Have you noticed there’s some advert using the joke song (the real) Ricky Gervais used in The Office? Like it’s a proper song! Crazy basterds.
(something to do with Freeway)(I have to unremember awful music for my own sanity)
I dash to turn off the radio as soon as I sense Courtney Barnett is about to start one of her moany recitations of her to do list or her shopping list.
It’s amusing the number of your worst songs that go down really well when I pick up a guitar. I spent an evening in a Compostelle albergue with an international group of all ages.

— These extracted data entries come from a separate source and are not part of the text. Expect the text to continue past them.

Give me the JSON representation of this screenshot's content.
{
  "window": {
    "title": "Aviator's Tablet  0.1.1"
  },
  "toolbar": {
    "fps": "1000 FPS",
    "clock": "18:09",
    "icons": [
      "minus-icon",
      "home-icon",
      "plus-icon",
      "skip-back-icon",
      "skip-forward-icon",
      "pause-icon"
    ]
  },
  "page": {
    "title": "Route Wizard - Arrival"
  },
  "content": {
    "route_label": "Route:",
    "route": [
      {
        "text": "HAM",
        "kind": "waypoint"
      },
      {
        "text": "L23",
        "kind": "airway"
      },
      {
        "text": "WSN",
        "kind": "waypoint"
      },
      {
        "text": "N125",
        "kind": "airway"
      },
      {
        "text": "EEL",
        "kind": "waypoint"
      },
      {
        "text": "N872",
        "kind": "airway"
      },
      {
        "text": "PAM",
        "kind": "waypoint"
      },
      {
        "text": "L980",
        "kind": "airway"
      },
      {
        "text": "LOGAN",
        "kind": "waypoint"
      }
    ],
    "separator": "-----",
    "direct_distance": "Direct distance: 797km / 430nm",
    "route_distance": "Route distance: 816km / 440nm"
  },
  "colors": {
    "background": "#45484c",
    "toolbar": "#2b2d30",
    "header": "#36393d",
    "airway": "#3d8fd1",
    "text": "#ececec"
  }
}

The ones people joined in with were the Beatles; Here comes the Sun, Norwegian Wood, Hard Day’s night and When I’m 64 (bass line played on a classical guitar). Greenday; American Idiot, Basket Case, Good Riddance. Oasis; Don’t Look Back in Anger (best response of the evening), Live Forever, Whatever and WONDERWALL!
Kylie and Jason – Especially For You deserves at least a dishonourable mention in this category along with Rick Astley. Songs that defined an era and sold millions of copies though so who am I to say worst (other than someone who happens to not like that sort of thing).
I bet if a Rick Astley fan went through my metal collection they’d find some nominations of their own that they felt strongly about – although they’d be wrong of course!
This has a great arrangement, it’s fairly generic, well mastered and the production is probably too smushy.. She sings it well, well enough for me to want to throw any kind of playing device out of a window..
I detest manufactured bands, maybe these weren’t I don’t honestly know but dear God they sure sound like a group of spotty teenagers in the school band that everyone hated. Quite how they became “popular” is beyond my simple comprehension.
Rolling Stone ranked “God Save the Queen” number 175 on its list of the 500 Greatest Songs of All Time[18] and it is also one of the Rock and Roll Hall of Fame’s 500 Songs that Shaped Rock and Roll.[19] It was Sounds magazine’s Single of the Year in 1977.[20] In 1989, it was eighteenth in the list of NME writers’ all-time top 150 singles.[21] Q magazine in 2002 ranked it first on its list of “The 50 Most Exciting Tunes Ever…”[22] and third on its list of “100 Songs That Changed The World” in 2003
Pistols songs are ace, almost everyone everywhere has heard them. The opening riffs get people leaping. I slipped Pretty Vacant into a set in a trendy blues bar, the boss of the club was pissed off, the audience loved it.